井绳垂到暗红骨纹缺口前,白衣使者终于后退。
他这一退,反而让所有人确认了缺口的分量。薪井不是要他们追出去抓人,而是要他们证明自己带下去的不是某个人的私火、私伤或私名。共同记忆若绑不住井绳,谁下井都会变成旧城重演。
宋砚看着裂页,久久没有动。
“纸承不住了。”陆小棠低声提醒。
裂页上的赤金折痕、半掌纹背证、第三席押纹、薪井三责都已经挤在一起,再加一段记忆,纸可能当场碎成粉。
宋砚却摇头。
“不是绑在纸上。”
他用左肘把裂页推到井绳旁,又让三名押车人把手松开。纸片落地,只保留位置,不再由人的伤手托住。随后他看向孟小城。
孟小城的右耳还在渗血,选席钟、薪井灰响、失声药扣都与他有关。他若用听觉记忆绑绳,最容易被薪井写成听命者。
他没有用耳。
他把两半公板放在地上,板缝正对井绳。左板记人族升第三时石面震动,右板记林夜失去灰响后仍指向第四处齿痕。两半中间空着,表示他没有听见,也没有替林夜补声。
林夜站在板缝外,手掌裂口朝下。他交出的不是声音,而是失去声音后仍记得的退步位置。苏清禾交出停脚时袖布未动的距离。顾长风交出影子挡灰时没有触敌火的分寸。陆小棠交出药扣扣边、血不入灰的力道。

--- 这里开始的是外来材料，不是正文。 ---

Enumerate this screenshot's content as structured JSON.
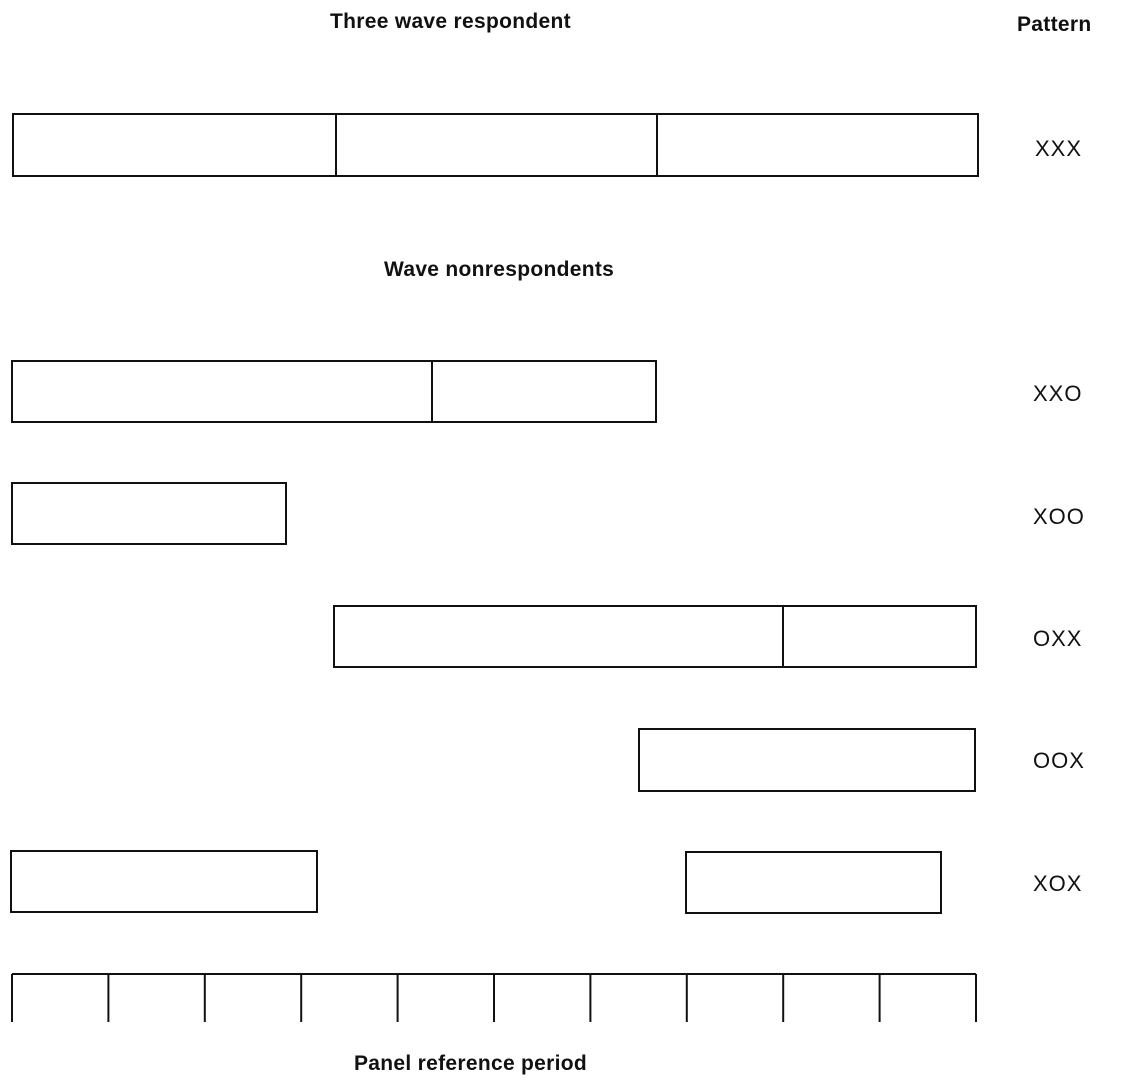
{
  "headings": {
    "respondent": "Three wave respondent",
    "pattern_column": "Pattern",
    "nonrespondents": "Wave nonrespondents",
    "timeline": "Panel reference period"
  },
  "rows": [
    {
      "pattern": "XXX"
    },
    {
      "pattern": "XXO"
    },
    {
      "pattern": "XOO"
    },
    {
      "pattern": "OXX"
    },
    {
      "pattern": "OOX"
    },
    {
      "pattern": "XOX"
    }
  ]
}
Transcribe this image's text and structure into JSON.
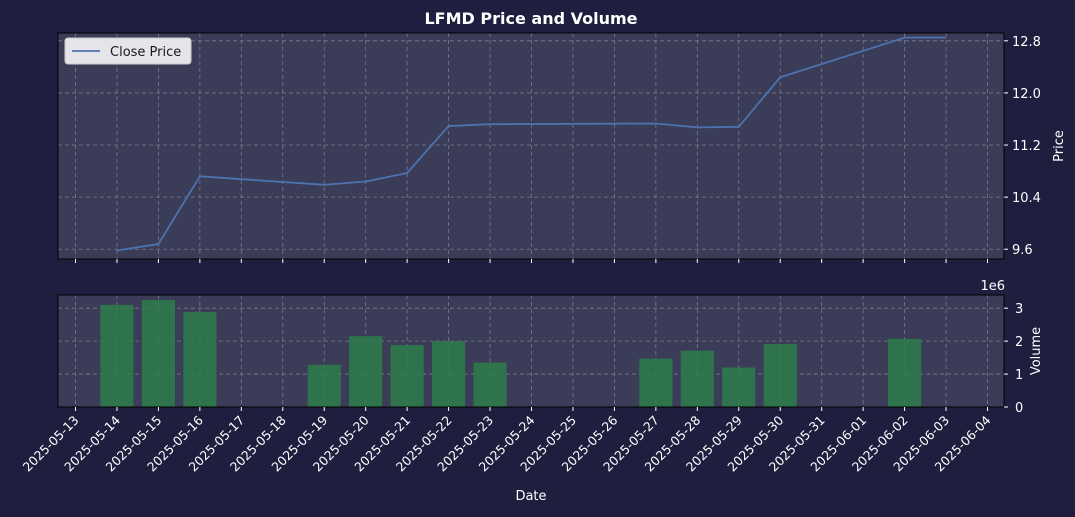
{
  "colors": {
    "figure_bg": "#1e1e3f",
    "axes_bg": "#3b3c57",
    "text": "#ffffff",
    "grid": "#7a7a8e",
    "line": "#4c72b0",
    "bar": "#2e7d4a",
    "legend_bg": "#e4e4ea"
  },
  "chart_data": [
    {
      "type": "line",
      "title": "LFMD Price and Volume",
      "ylabel": "Price",
      "ylim": [
        9.45,
        12.92
      ],
      "yticks": [
        9.6,
        10.4,
        11.2,
        12.0,
        12.8
      ],
      "ytick_labels": [
        "9.6",
        "10.4",
        "11.2",
        "12.0",
        "12.8"
      ],
      "grid": true,
      "legend_position": "top-left",
      "series": [
        {
          "name": "Close Price",
          "x": [
            "2025-05-14",
            "2025-05-15",
            "2025-05-16",
            "2025-05-19",
            "2025-05-20",
            "2025-05-21",
            "2025-05-22",
            "2025-05-23",
            "2025-05-27",
            "2025-05-28",
            "2025-05-29",
            "2025-05-30",
            "2025-06-02",
            "2025-06-03"
          ],
          "values": [
            9.58,
            9.68,
            10.72,
            10.59,
            10.64,
            10.77,
            11.49,
            11.52,
            11.53,
            11.47,
            11.48,
            12.24,
            12.85,
            12.85
          ]
        }
      ]
    },
    {
      "type": "bar",
      "xlabel": "Date",
      "ylabel": "Volume",
      "scale_label": "1e6",
      "ylim": [
        0,
        3.4
      ],
      "yticks": [
        0,
        1,
        2,
        3
      ],
      "ytick_labels": [
        "0",
        "1",
        "2",
        "3"
      ],
      "grid": true,
      "x": [
        "2025-05-14",
        "2025-05-15",
        "2025-05-16",
        "2025-05-19",
        "2025-05-20",
        "2025-05-21",
        "2025-05-22",
        "2025-05-23",
        "2025-05-27",
        "2025-05-28",
        "2025-05-29",
        "2025-05-30",
        "2025-06-02"
      ],
      "values": [
        3.1,
        3.25,
        2.88,
        1.28,
        2.15,
        1.88,
        2.0,
        1.35,
        1.47,
        1.71,
        1.2,
        1.91,
        2.07
      ],
      "xtick_labels": [
        "2025-05-13",
        "2025-05-14",
        "2025-05-15",
        "2025-05-16",
        "2025-05-17",
        "2025-05-18",
        "2025-05-19",
        "2025-05-20",
        "2025-05-21",
        "2025-05-22",
        "2025-05-23",
        "2025-05-24",
        "2025-05-25",
        "2025-05-26",
        "2025-05-27",
        "2025-05-28",
        "2025-05-29",
        "2025-05-30",
        "2025-05-31",
        "2025-06-01",
        "2025-06-02",
        "2025-06-03",
        "2025-06-04"
      ]
    }
  ]
}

阿骏交出血赤粉照出暗红尾纹的那一下掌侧疼。韩烈交出葬火边界那滴未碰灰的血。赵成岳交出“不得统责”报出口时没有把林夜名字补进去的克制。三名押车人各交一处纸重,但不再托纸。
共同记忆没有合成画面。
它们像许多不相等的石子,落在井绳周围。井绳一开始没有反应,随后绳芯慢慢生出细小结节,每个结节只接住一段,不把任何两段绞成一团。
白衣使者冷冷道:“这么散,如何下井?”
赵成岳道:“正因散,才不是贡品。”
暗红骨纹缺口忽然喷出一缕火,直烧最弱的一枚结节。那枚结节是年轻押车人的纸重。他先前承过第二式,又托过裂页,此刻手指已经发青发黑,记忆也最薄。
林夜下意识想抬手。
苏清禾比他先一步侧身。她没有挡火,只把断灯寒光推到年轻人脚边,照出那枚结节旁边还有年长者和第二人的两段纸重。三段合在同一职责里,却没有合成一个人。
火找不到单独弱点。
顾长风的影子随即落在火前,韩烈掌血界线压住火尾,阿骏剩下的血赤粉照出火来自骨纹缺口。陆小棠报出顺序,孟小城双板敲定回震,宋砚用肩把裂页位置向外推半寸,保住结节空隙。
井绳终于勒紧。
不是勒人,是勒住那段暗红火的来向。骨纹缺口被迫现出更深一层,里面有被葬火旧灰烧过的黑边。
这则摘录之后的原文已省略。